Ian Sample, The Guardian 8 Sep 08;
The rise of organic farming and rejection of GM crops in Britain and other developed countries is largely to blame for the impoverishment of Africa, according to the government's former chief scientist.
Sir David King, who left the job at the end of last year, says anti-scientific attitudes towards modern agriculture are being exported to Africa and holding back a green revolution that could dramatically improve the continent's food supply.
King, who is due to give the presidential address at the British Association's Festival of Science in Liverpool this evening, will criticise non-governmental organisations and the UN in his speech for backing traditional farming techniques, which he says cannot provide enough food for the continent's growing population.
"The problem is that the western world's move toward organic farming - a lifestyle choice for a community with surplus food - and against agricultural technology in general and GM in particular, has been adopted across the whole of Africa, with the exception of South Africa, with devastating consequences."

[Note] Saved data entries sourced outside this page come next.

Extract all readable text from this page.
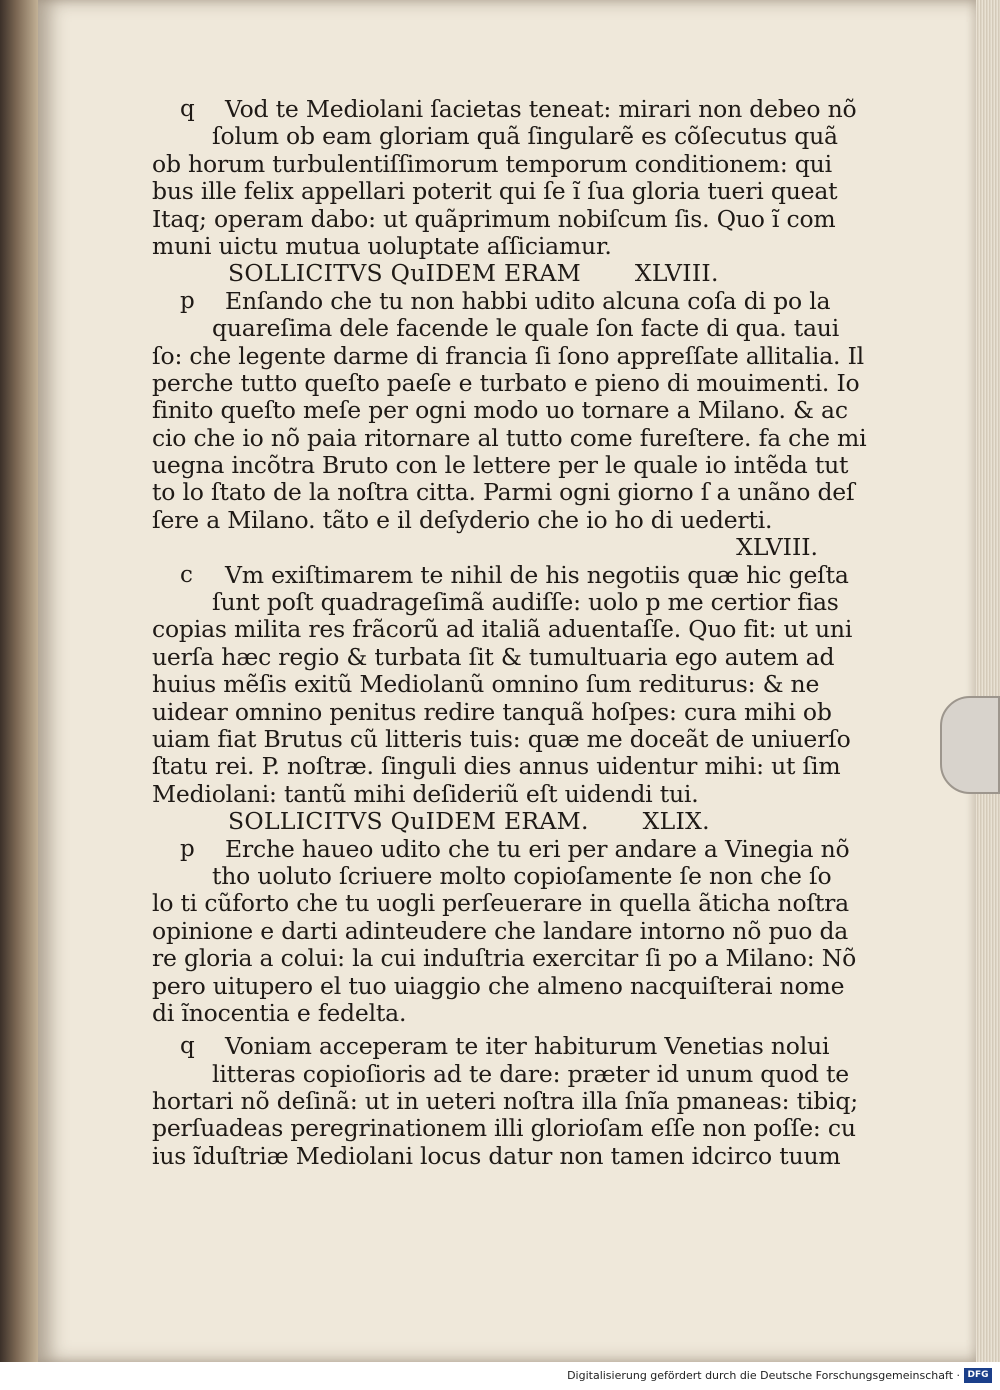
q Vod te Mediolani ſacietas teneat: mirari non debeo nõ
ſolum ob eam gloriam quã ſingularẽ es cõſecutus quã
ob horum turbulentiſſimorum temporum conditionem: qui
bus ille felix appellari poterit qui ſe ĩ ſua gloria tueri queat
Itaq; operam dabo: ut quãprimum nobiſcum ſis. Quo ĩ com
muni uictu mutua uoluptate aſſiciamur.
SOLLICITVS QuIDEM ERAM XLVIII.
p Enſando che tu non habbi udito alcuna coſa di po la
quareſima dele facende le quale ſon facte di qua. taui
ſo: che legente darme di francia ſi ſono appreſſate allitalia. Il
perche tutto queſto paeſe e turbato e pieno di mouimenti. Io
finito queſto meſe per ogni modo uo tornare a Milano. & ac
cio che io nõ paia ritornare al tutto come fureſtere. fa che mi
uegna incõtra Bruto con le lettere per le quale io intẽda tut
to lo ſtato de la noſtra citta. Parmi ogni giorno ſ a unãno deſ
ſere a Milano. tãto e il deſyderio che io ho di uederti.
XLVIII.
c Vm exiſtimarem te nihil de his negotiis quæ hic geſta
ſunt poſt quadrageſimã audiſſe: uolo p me certior fias
copias milita res frãcorũ ad italiã aduentaſſe. Quo fit: ut uni
uerſa hæc regio & turbata ſit & tumultuaria ego autem ad
huius mẽſis exitũ Mediolanũ omnino ſum rediturus: & ne
uidear omnino penitus redire tanquã hoſpes: cura mihi ob
uiam fiat Brutus cũ litteris tuis: quæ me doceãt de uniuerſo
ſtatu rei. P. noſtræ. ſinguli dies annus uidentur mihi: ut ſim
Mediolani: tantũ mihi deſideriũ eſt uidendi tui.
SOLLICITVS QuIDEM ERAM. XLIX.
p Erche haueo udito che tu eri per andare a Vinegia nõ
tho uoluto ſcriuere molto copioſamente ſe non che ſo
lo ti cũforto che tu uogli perſeuerare in quella ãticha noſtra
opinione e darti adinteudere che landare intorno nõ puo da
re gloria a colui: la cui induſtria exercitar ſi po a Milano: Nõ
pero uitupero el tuo uiaggio che almeno nacquiſterai nome
di ĩnocentia e fedelta.
q Voniam acceperam te iter habiturum Venetias nolui
litteras copioſioris ad te dare: præter id unum quod te
hortari nõ deſinã: ut in ueteri noſtra illa ſnĩa pmaneas: tibiq;
perſuadeas peregrinationem illi glorioſam eſſe non poſſe: cu
ius ĩduſtriæ Mediolani locus datur non tamen idcirco tuum
Digitalisierung gefördert durch die Deutsche Forschungsgemeinschaft · DFG
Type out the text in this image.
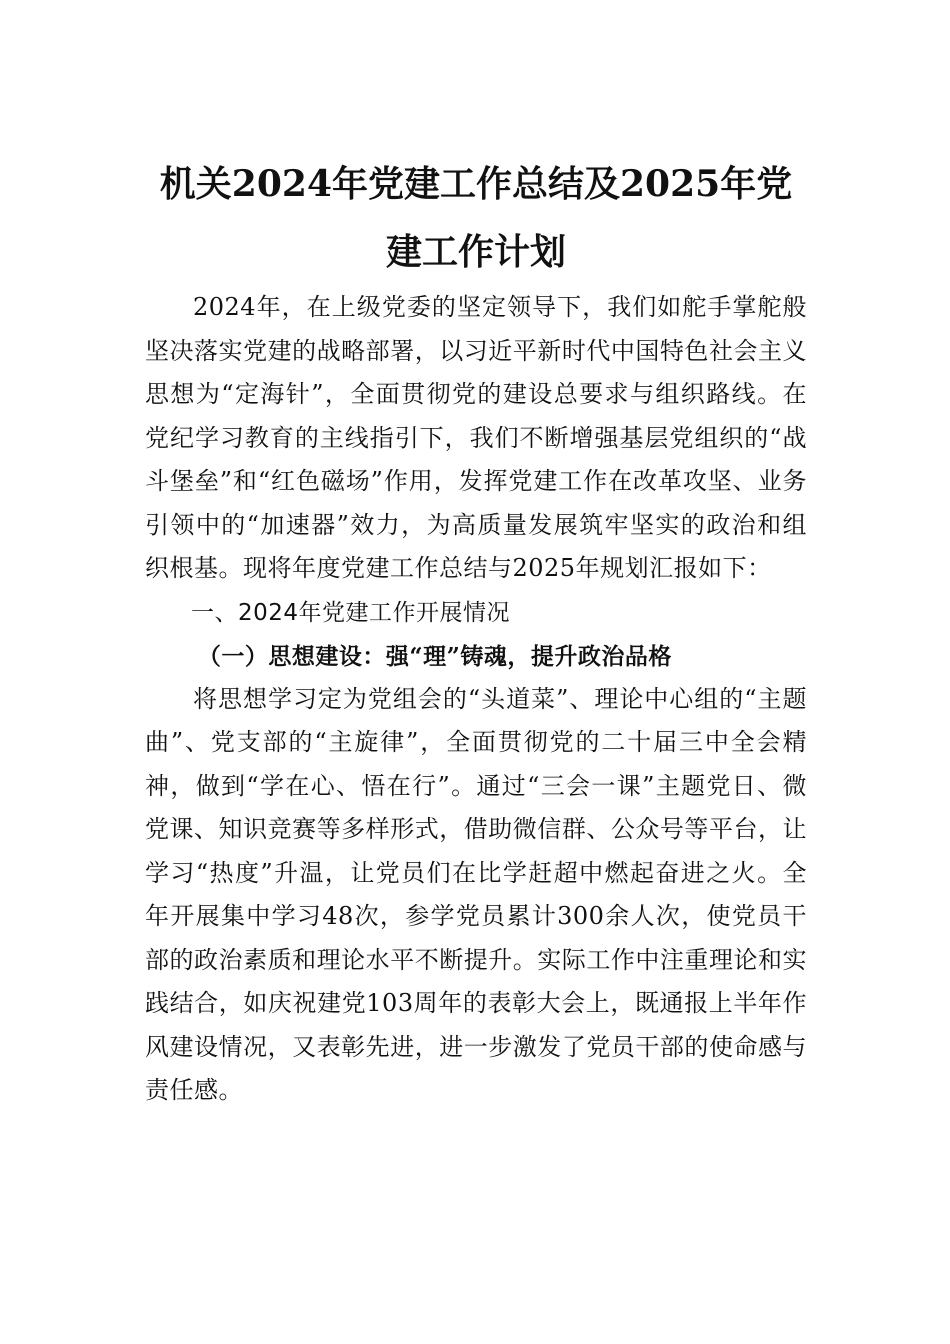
机关2024年党建工作总结及2025年党建工作计划

2024年，在上级党委的坚定领导下，我们如舵手掌舵般坚决落实党建的战略部署，以习近平新时代中国特色社会主义思想为“定海针”，全面贯彻党的建设总要求与组织路线。在党纪学习教育的主线指引下，我们不断增强基层党组织的“战斗堡垒”和“红色磁场”作用，发挥党建工作在改革攻坚、业务引领中的“加速器”效力，为高质量发展筑牢坚实的政治和组织根基。现将年度党建工作总结与2025年规划汇报如下：

一、2024年党建工作开展情况

（一）思想建设：强“理”铸魂，提升政治品格

将思想学习定为党组会的“头道菜”、理论中心组的“主题曲”、党支部的“主旋律”，全面贯彻党的二十届三中全会精神，做到“学在心、悟在行”。通过“三会一课”主题党日、微党课、知识竞赛等多样形式，借助微信群、公众号等平台，让学习“热度”升温，让党员们在比学赶超中燃起奋进之火。全年开展集中学习48次，参学党员累计300余人次，使党员干部的政治素质和理论水平不断提升。实际工作中注重理论和实践结合，如庆祝建党103周年的表彰大会上，既通报上半年作风建设情况，又表彰先进，进一步激发了党员干部的使命感与责任感。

Last week, King, who is now director of the Smith school of enterprise and the environment at Oxford University, said genetically modified crops could help Africa mirror the substantial increases in crop production seen in India and China. "What was demonstrated [there] was that modern agricultural technologies can multiply crop production per hectare by factors of seven to 10." But traditional techniques could "not deliver the food for the burgeoning population of Africa".

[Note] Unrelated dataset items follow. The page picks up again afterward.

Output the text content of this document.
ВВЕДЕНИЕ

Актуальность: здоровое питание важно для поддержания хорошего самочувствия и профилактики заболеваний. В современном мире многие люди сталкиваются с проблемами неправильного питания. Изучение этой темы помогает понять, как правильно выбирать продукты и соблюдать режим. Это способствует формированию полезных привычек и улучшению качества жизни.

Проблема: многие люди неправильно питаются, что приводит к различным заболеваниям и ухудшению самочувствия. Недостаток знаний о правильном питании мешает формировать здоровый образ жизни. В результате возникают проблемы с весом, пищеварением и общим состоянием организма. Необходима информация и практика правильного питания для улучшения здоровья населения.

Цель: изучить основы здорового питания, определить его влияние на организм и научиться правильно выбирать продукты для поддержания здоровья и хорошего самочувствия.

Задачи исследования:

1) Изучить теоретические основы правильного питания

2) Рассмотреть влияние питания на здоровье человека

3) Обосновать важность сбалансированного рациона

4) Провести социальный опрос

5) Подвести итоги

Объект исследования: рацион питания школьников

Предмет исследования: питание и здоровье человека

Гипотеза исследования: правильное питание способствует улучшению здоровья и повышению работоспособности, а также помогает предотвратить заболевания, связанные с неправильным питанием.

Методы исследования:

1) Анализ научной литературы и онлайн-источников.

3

King said a recent report chaired by Professor Robert Watson, the government's chief scientific adviser at the Department for Environment, Food and Rural Affairs, was shortsighted. The report concluded that GM crops had only a minor part to play in eradicating world hunger. The research, based on the findings of 400 scientists, noted that food was cheaper and diets better than 40 years ago, but that while enough food was produced to feed the global population, still 800 million people went hungry.
"You cannot argue that Africa has hunger because it doesn't have GM today," said Watson. "We have more food today than ever before but it isn't getting to the right people. It's not a food production problem, it's a rural development problem."
King will also call for a shift in research towards tackling climate change. More effort, he says, is needed on solar power, which could provide enough energy for the world 10,000 times over.